The Council for Canadian Urbanism Board of Directors sent this letter to the Hon. James Moore, Minister of Industry, supporting the reinstatement of the mandatory long form census and Bill C-626, An Act to amend the Statistics Act (appointment of Chief Statistician and long-form census).

Dear Minister Moore:

RE: REINSTATEMENT OF THE MANDATORY LONG-FORM CENSUS AND BILL C-626

The Council for Canadian Urbanism (CanU) is a national non-profit information and advocacy group incorporated in 2009, including many of Canada’s leading urban experts, from the fields of city planning, urban design, architecture, landscape architecture, development and related disciplines. Our Board of Directors is comprised of key public, private and academic sector leaders from major cities across Canada.

Our role is to actively promote better, more sustainable and healthy Canadian cities and urban areas, and to strengthen the role and ability of cities to address Canada’s critical urban and community challenges. We are writing to add our voice to the many respected professional experts and organizations that have called for the reinstatement of the mandatory long-form census. The consensus from all those experts who understand the value and proper methodology of the census is both clear, and remarkable.

We are deeply concerned that the voluntary survey that replaced the long-form census has cost more to execute and produced results that are unreliable and not comparable to previous years.

The private sector relies on census information for retail planning, investment and economic planning, real estate development, often basing investment decisions on census, and census-derived intelligence over time.

The mandatory long-form census questionnaire also provided regions, cities and communities across Canada with valuable and reliable information about the changing nature of the city and its neighbourhoods that is not available from any other source. It is not an exaggeration to say that this data was the single most important source of information, and the basis of most important decision-making in cities relating to land-use, community change management, services and infrastructure, transportation and transit, schooling and children’s services, services to marginalized populations including social housing, policing, recreation and other civic facilities, economic planning and development. Civic agencies do not have credible or affordable alternatives to the data provided by the census in the past.
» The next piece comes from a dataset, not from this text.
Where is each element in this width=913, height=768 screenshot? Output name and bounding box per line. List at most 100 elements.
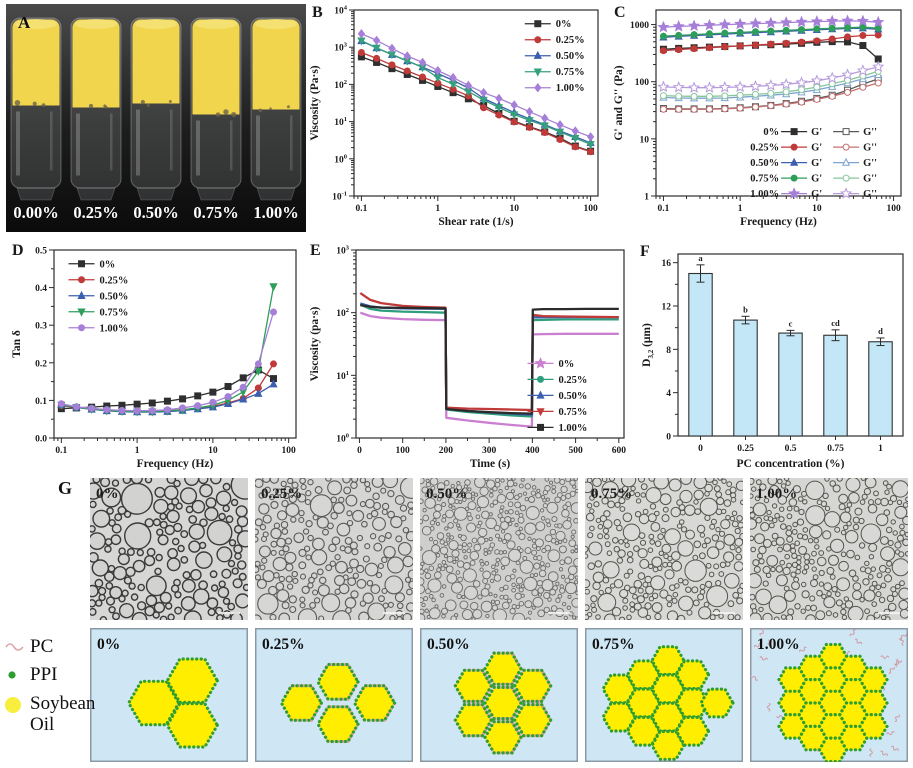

We support the findings of statistical and survey experts that the changes significantly reduce the effectiveness of the work of cities in countless areas. A voluntary survey, despite its higher cost and larger mail-out, has resulted in poorer data quality, reduced ‘reach’ into vulnerable communities, and an inability to conduct trend-related analysis involving previous censuses. The validity of material produced from the voluntary survey selection bias has been compromised.

This change significantly affects all Canadian cities’ ability to make informed and well-considered decisions regarding the management of Canadian cities and communities, in ways that will significantly affect Canadians.

We strongly urge you to support changes similar to those proposed in Bill C-626, and follow the advice of experts within and outside of government to reinstate the mandatory long-form census in time for the 2016 census year.